We have previously shown that prostaglandins (PG) and nitric oxide (NO) are required in the induction of bone formation by mechanical stimulation. We therefore tested the ability of NO donors, S‐nitroso‐N‐acetyl‐D,L‐penicillamine (SNAP), and S‐nitroso‐glutathione (GSNO) to mimic or augment the osteogenic response of bone to a minimal mechanical stimulus. In rats administered vehicle or the vasodilator hydralazine, stimulation of the 8th caudal vertebra increased bone formation. In animals treated with SNAP or GSNO, there was significant potentiation of this osteogenic response. The bone formation rate in nonloaded vertebrae was unaffected by administration of the NO donors.
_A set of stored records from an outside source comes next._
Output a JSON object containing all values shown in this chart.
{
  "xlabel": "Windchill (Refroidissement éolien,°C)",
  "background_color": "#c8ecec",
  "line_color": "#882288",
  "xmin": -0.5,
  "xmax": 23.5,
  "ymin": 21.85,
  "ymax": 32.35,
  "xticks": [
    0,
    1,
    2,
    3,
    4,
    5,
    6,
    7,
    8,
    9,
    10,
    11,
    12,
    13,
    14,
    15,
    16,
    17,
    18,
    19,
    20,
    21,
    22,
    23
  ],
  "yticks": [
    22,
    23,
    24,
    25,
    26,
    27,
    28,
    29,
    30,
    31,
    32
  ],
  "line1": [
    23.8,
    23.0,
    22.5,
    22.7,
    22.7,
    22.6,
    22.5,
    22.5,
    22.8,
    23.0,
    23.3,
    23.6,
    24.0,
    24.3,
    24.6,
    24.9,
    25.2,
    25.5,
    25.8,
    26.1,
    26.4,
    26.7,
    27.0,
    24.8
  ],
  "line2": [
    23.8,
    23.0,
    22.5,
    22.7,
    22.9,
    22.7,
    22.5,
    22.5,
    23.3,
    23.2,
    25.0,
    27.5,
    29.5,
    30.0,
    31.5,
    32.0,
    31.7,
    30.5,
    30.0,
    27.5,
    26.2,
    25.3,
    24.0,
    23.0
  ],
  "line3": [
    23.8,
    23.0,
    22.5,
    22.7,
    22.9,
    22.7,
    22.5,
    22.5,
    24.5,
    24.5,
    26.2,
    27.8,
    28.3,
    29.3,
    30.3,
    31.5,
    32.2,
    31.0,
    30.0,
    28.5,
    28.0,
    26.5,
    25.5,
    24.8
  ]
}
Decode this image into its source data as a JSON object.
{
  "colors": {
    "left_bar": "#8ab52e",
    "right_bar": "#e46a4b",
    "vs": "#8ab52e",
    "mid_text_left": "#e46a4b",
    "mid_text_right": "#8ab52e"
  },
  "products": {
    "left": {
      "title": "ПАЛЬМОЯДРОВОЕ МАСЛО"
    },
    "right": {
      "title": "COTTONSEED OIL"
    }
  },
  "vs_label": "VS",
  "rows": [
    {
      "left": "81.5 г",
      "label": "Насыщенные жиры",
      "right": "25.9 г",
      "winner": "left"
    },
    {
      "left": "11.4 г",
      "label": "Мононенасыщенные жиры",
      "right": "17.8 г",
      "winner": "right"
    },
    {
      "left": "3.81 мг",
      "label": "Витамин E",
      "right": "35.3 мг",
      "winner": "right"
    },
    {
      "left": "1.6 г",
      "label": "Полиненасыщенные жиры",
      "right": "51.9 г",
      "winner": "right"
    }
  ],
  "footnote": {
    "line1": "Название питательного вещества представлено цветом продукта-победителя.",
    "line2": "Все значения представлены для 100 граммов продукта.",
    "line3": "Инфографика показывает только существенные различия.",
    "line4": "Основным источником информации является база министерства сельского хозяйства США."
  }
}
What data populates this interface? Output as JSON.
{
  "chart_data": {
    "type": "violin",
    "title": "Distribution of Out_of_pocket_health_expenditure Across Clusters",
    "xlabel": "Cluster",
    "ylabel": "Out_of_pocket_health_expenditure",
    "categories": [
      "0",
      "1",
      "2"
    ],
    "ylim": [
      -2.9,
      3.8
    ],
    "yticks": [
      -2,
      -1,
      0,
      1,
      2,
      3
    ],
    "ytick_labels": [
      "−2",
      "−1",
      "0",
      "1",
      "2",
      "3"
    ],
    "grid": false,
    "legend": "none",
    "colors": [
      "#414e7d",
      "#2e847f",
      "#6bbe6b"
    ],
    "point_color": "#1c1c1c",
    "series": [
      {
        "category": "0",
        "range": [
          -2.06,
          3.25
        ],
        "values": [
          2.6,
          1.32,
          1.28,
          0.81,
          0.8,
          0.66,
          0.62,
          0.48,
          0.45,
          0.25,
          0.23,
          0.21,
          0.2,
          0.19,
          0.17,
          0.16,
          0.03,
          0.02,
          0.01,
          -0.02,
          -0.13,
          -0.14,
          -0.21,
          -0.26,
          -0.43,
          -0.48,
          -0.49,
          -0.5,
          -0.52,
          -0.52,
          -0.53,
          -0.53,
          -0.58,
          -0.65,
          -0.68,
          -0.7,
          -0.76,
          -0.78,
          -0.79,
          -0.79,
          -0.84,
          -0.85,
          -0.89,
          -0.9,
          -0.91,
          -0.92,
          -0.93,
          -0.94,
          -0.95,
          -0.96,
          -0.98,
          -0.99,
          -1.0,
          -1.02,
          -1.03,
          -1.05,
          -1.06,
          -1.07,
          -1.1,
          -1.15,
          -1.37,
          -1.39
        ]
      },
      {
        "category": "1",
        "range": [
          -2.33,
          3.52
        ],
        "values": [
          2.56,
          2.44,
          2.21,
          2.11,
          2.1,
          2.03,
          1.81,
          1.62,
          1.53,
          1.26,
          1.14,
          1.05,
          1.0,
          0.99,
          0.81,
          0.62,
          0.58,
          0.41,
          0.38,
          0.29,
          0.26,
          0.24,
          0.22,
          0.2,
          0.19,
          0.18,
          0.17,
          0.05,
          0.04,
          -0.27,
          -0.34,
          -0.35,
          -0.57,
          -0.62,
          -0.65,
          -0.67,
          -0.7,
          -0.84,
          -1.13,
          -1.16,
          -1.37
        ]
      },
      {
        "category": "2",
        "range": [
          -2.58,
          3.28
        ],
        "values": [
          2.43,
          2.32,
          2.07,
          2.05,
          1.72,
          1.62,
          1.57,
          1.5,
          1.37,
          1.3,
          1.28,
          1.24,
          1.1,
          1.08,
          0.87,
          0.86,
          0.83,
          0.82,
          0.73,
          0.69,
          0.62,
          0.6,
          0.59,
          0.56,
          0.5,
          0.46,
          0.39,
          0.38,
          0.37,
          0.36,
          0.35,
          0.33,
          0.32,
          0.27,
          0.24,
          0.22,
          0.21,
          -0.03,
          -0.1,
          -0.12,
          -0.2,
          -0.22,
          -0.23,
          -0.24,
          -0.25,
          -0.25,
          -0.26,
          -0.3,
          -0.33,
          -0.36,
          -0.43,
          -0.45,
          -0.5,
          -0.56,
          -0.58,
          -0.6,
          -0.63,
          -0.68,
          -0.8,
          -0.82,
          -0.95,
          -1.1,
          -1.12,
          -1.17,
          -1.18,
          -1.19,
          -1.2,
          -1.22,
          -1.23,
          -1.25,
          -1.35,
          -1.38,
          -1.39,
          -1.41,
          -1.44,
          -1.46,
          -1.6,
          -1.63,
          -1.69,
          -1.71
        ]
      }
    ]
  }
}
We also found that while inhibition of either PG or NO production at the time of loading caused a partial suppression of c‐fos mRNA expression in the loaded vertebrae, administration of indomethacin and NG‐monomethyl‐L‐arginine together markedly suppressed c‐fos expression. This suggests that although both PG and NO are required in mechanically induced osteogenesis, they appear to be generated largely independently of each other. Moreover, while exogenous NO potentiates the stimulatory effect of mechanical loading on bone formation, the lack of effect in nonloaded vertebrae suggests that NO is necessary but not sufficient for induction of bone formation.